I have a dataset of daily remotely sensed data. In short, it's reflectance (values between 0 and 1) for the last 20 years. Because it's remotely sensed data, some dates do not have a value because of clouds or some other obstruction.
I want to use rollapply() in R's zoo package to detect in the time series when the values remain at 1.0 for a certain amount of time (let's say 2 weeks) or at 0 for that same amount of time.
I have code to do this, but the width argument in the rollapply() function (the 2-week threshold mentioned in the previous paragraph) looks at data points rather than time. So it looks at 14 data values rather than 14 days, which may span over a month due to the missing data values from cloud cover etc.
Here's an example:
test_data <- data.frame(date = c("2000-01-01", "2000-01-02", "2000-01-03", "2000-01-17", "2000-01-18"),
value = c(0, 1, 1, 1, 0))
test_data$date <- ymd(test_data$date)
select_first_1_value <- test_data %>%
mutate(value = rollapply(value, width = 3, min, align = "left", fill = NA, na.rm = TRUE)) %>%
filter(value == 1) %>%
filter(row_number() == 1) %>%
ungroup
With the argument as width = 3, it works. It finds that 2000-01-02 is the first date where a value = 1 occurs for at least 3 values. However, if I change this to 14, it no longer works, because it only sees 5 values in this instance. Even if I wrote out an additional 10 values that equal 1 (for a total of 15), it would be incorrect because the value = 0 at 2000-01-18 and it is only counting data points and not dates.

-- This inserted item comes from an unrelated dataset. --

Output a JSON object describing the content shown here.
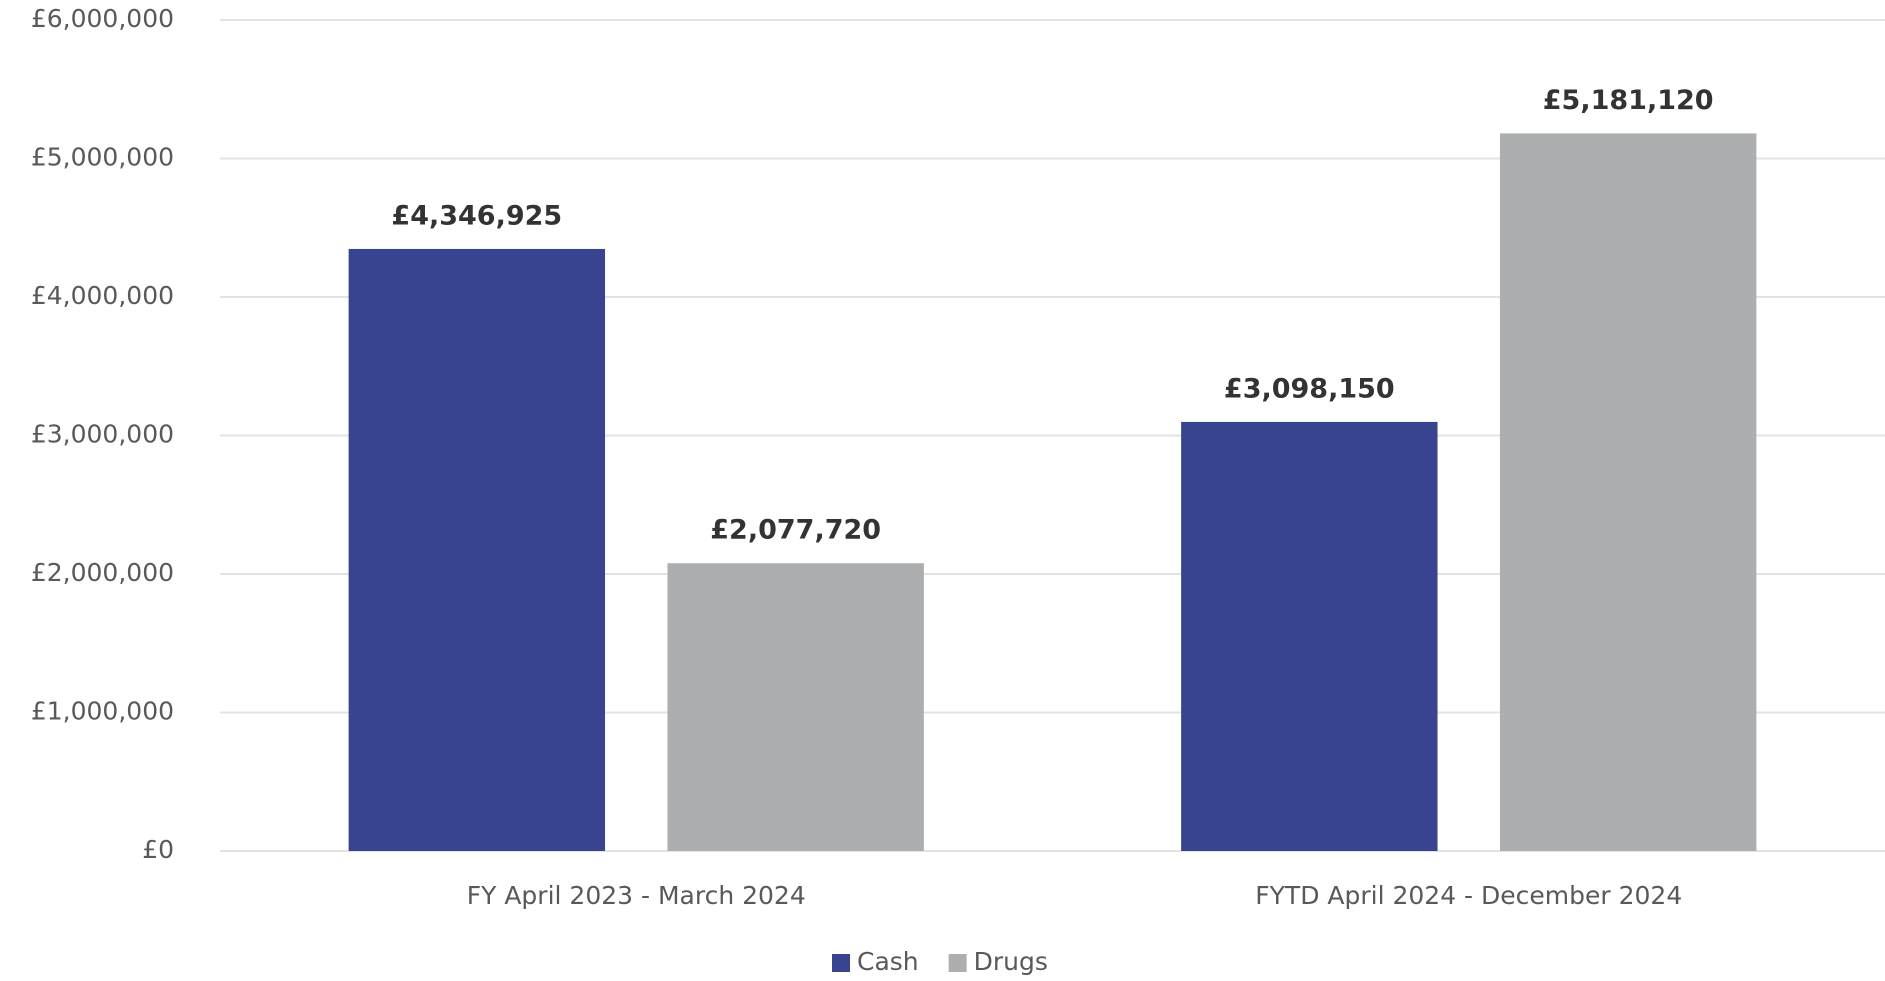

But when we look at the dates, there are missing dates between 2000-01-03 and 2000-01-17. If both are a value = 1, then I want to extract 2000-01-02 as the first instance where the time series remains at 1 for at least 14 consecutive days. Here, I'm assuming that the values are 1 for the missing days.
Any help is greatly appreciated. Thank you.
There really are two problems here:
How to roll by date rather than number of points.
how to find the first stretch of 14 days of 1's assuming that missing dates are 1.
Note that (2) is not readily solved by (1) because the start of the first series of ones may not be any of the listed dates! For example, suppose we change the first date to Dec 1, 1999 giving test_data2 below. Then the start of the first period of 14 ones is Dec 2, 1999. It is not any of the dates in the test_data2 series.
test_data2 <- data.frame(
date = c("1999-12-01", "2000-01-02", "2000-01-03", "2000-01-17", "2000-01-18"),
value = c(0, 1, 1, 1, 0))
1) What we need to do is not roll by date but rather expand the series to fill in the missing dates giving zz and then use rollapply. Below do that by creating a zoo series (which also converts the dates to Date class) and then convert that to ts class. Because ts class can only represent regularly spaced series that conversion will fill in the missing dates and provide a value of NA for them. We can fill those in with 1 and then convert back to zoo with Date class index.
library(zoo)
z <- read.zoo(test_data2)
zz <- z |> as.ts() |> na.fill(1) |> as.zoo() |> aggregate(as.Date)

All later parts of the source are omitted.